Statistical analyses were performed using SPSS 13.0. Differences between the groups were assessed using either a 2-sample t test for 2 groups or a 1-way Analysis of Variance and subsequent Student-Newman-Keuls test for more than 2 groups. The viral loads data were transformed into log10 before analysis, and the mRNA copies of hA3G, A3B, and A3F were calculated as copies per 100,000 copies of GAPDH mRNA and then log transformed (base e) for statistical analysis. The means and standard deviations were used for comparison. Correlation between 2 quantitative variances was determined using the Pearson correlation coefficient. A P value of <0.05 was considered statistically significant.
Forty-six HIV-infected patients consisting of 18 SP, 19 AS; 9 AIDS; and 17 HIV-uninfected healthy controls were investigated in our study (Table 1). Analysis of hA3G, hA3B, and hA3F levels revealed significant differences between HIV(+) and HIV(−) subjects in terms of hA3G (t = −4.887, P < 0.001) and hA3B (t = −2.168, P = 0.045) levels but not for hA3F (t = −1.666, P = 0.109). The results showed that expression levels of hA3G were higher in SP than in AS or AIDS (P < 0.05 ), that hA3B levels were higher in SP than in AIDS (P < 0.05), and that hA3B levels in AS were also higher than in AIDS (P < 0.05 ). Regarding different mRNA levels among the APOBEC proteins in HIV-infected subjects, hA3B expression levels were found to be significantly lower than those of hA3F and hA3G (P < 0.001), whereas there was no statistically significant difference between the levels of expression of hA3F and hA3G (Table 2).
A comparison of coexpression of these proteins in HIV-infected patients and healthy controls revealed a strong positive correlation among these 3 gene mRNA expressions (Fig. 1).
CD4+ Cell Counts and Expression Levels of hA3G, hA3B, and hA3F mRNA
Pearson correlation tests revealed that hA3G and hA3B expression levels were both positively correlated with CD4+ T-cell counts (r = 0.436, P = 0.002 and r = 0.334, P = 0.025, respectively) and that there was no correlation between hA3F mRNA level and CD4+ cell counts (r = 0.104, P = 0.490) (Fig. 2).
Viral Load and Expression Levels of hA3G, hA3B, and hA3F mRNA
The results showed that hA3G and hA3B mRNA expression levels were negatively correlated with viral loads (r = −0.306, P = 0.038, r = −0.301, P = 0.044) respectively.

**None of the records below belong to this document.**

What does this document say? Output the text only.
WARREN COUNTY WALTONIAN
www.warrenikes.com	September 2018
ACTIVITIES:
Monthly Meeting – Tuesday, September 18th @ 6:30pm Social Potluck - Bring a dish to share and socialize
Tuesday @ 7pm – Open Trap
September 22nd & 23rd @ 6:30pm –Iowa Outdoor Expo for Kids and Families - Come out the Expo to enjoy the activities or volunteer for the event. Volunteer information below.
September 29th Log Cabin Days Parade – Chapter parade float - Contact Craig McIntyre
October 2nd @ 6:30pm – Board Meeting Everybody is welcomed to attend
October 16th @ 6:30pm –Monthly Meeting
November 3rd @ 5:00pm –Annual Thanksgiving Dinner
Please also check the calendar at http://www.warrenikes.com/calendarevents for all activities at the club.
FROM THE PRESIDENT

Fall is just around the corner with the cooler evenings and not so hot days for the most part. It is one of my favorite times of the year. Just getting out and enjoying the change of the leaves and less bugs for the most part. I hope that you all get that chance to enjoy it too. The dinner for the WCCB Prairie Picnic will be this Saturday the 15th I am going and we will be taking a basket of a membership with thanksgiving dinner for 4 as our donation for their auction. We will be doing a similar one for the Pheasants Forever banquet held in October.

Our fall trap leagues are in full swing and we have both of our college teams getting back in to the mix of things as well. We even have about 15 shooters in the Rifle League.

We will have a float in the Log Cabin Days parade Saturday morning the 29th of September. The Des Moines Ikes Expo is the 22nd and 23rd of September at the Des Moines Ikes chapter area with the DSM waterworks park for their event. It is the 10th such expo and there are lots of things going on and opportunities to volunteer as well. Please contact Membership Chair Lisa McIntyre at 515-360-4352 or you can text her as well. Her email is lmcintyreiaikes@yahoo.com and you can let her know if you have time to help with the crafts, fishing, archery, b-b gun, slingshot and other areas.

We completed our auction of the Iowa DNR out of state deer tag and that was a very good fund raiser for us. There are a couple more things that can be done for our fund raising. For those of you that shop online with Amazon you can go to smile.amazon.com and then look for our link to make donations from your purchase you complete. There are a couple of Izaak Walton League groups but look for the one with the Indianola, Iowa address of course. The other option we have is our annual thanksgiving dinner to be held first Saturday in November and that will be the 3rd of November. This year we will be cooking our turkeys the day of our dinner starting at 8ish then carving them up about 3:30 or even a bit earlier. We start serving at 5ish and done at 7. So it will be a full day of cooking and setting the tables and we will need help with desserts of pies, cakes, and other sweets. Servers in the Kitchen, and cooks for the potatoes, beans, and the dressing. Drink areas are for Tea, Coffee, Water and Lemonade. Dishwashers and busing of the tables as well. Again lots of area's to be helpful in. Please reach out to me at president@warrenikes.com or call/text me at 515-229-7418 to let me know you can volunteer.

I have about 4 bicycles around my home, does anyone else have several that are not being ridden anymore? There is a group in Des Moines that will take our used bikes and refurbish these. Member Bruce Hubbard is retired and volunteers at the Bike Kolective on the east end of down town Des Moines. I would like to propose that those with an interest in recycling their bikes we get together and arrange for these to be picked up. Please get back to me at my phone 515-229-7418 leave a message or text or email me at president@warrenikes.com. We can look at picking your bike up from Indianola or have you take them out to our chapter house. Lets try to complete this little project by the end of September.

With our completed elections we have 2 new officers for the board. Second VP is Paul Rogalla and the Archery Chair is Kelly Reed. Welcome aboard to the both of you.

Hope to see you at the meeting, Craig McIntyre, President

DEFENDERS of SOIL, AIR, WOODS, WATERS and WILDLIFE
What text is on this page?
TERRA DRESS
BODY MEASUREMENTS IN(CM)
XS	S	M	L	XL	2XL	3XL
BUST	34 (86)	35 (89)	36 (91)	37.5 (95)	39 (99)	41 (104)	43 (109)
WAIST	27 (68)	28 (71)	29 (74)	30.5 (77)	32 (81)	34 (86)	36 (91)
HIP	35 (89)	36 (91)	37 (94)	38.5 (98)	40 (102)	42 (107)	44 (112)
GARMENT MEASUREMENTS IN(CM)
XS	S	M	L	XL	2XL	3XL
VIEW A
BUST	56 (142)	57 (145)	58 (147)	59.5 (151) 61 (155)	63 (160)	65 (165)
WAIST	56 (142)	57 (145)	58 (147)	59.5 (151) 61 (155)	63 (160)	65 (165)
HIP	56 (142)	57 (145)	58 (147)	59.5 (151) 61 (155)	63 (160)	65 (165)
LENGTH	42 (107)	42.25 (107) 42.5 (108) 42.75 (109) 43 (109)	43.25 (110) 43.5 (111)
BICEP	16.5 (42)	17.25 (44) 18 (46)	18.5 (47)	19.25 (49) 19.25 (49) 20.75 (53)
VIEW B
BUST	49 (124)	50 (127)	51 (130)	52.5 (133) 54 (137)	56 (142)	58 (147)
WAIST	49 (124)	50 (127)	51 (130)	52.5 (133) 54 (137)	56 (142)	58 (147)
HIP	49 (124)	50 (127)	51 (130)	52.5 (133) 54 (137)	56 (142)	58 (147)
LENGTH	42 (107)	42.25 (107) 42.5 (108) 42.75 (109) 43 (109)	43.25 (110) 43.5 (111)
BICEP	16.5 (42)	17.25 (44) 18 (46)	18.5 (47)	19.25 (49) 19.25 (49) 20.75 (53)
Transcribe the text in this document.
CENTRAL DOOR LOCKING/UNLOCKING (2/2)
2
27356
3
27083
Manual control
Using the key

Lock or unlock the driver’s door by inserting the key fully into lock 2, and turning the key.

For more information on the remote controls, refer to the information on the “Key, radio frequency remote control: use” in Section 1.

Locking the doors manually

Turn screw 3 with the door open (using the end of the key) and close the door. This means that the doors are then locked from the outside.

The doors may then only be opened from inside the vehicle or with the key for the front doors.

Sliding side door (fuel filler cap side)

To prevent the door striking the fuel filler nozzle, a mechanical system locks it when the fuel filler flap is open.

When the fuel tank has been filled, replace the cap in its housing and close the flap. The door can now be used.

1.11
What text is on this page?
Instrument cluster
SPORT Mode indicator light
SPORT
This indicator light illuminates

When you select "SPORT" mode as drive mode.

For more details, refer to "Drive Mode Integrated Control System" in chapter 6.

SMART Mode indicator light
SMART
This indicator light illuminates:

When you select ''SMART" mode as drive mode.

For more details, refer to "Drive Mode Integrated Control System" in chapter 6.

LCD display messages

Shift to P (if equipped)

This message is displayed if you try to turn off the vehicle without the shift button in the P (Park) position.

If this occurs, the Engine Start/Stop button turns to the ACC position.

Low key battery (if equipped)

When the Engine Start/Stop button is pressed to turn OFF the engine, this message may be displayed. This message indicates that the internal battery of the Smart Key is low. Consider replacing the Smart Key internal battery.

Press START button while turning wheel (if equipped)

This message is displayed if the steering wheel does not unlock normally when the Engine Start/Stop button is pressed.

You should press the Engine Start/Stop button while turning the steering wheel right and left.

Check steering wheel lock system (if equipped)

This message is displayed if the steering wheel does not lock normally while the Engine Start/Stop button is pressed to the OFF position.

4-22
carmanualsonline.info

There was no statistical correlation between hA3F mRNA levels with viral loads (r = −0.265, P = 0.075) (Fig. 3).
We examined potential role of hA3G, hA3F, and hA3B in HIV disease progression by measuring the mRNA levels of these proteins and their correlation with CD4+ T-cell counts and HIV-1 viral loads. Our results suggest a link between APOBEC protein expression and disease progression: hA3G and hA3B levels were consistently lower in HIV-positive patients as compared with HIV-negative healthy controls, and hA3G and hA3B levels were significantly higher in SP compared with AIDS patients; hA3G and hA3B levels were positively correlated with CD4+ T-cell counts but negatively correlated with viral loads in HIV/AIDS patients. However, Ulenga et al17 found that the expression of hA3G and hA3F increase after infection. This possibly due to the increase of interferon-α upon HIV-1 infection which has been found to elevate levels of hA3G expression in the early stages of disease progression.18,19 On the other hand, the infection period in subjects of both ours and Cho et al's are longer, particularly in our study, which are all more than 7 years. This may explain the difference between the results of ours and Ulenga's. As the disease progresses, however, there is greater variance in hA3G levels among HIV-1-infected individuals which is shown in our study. However, the differences in hA3G mRNA expression between HIV-infected and HIV-negative healthy controls remain to be explained by further studies.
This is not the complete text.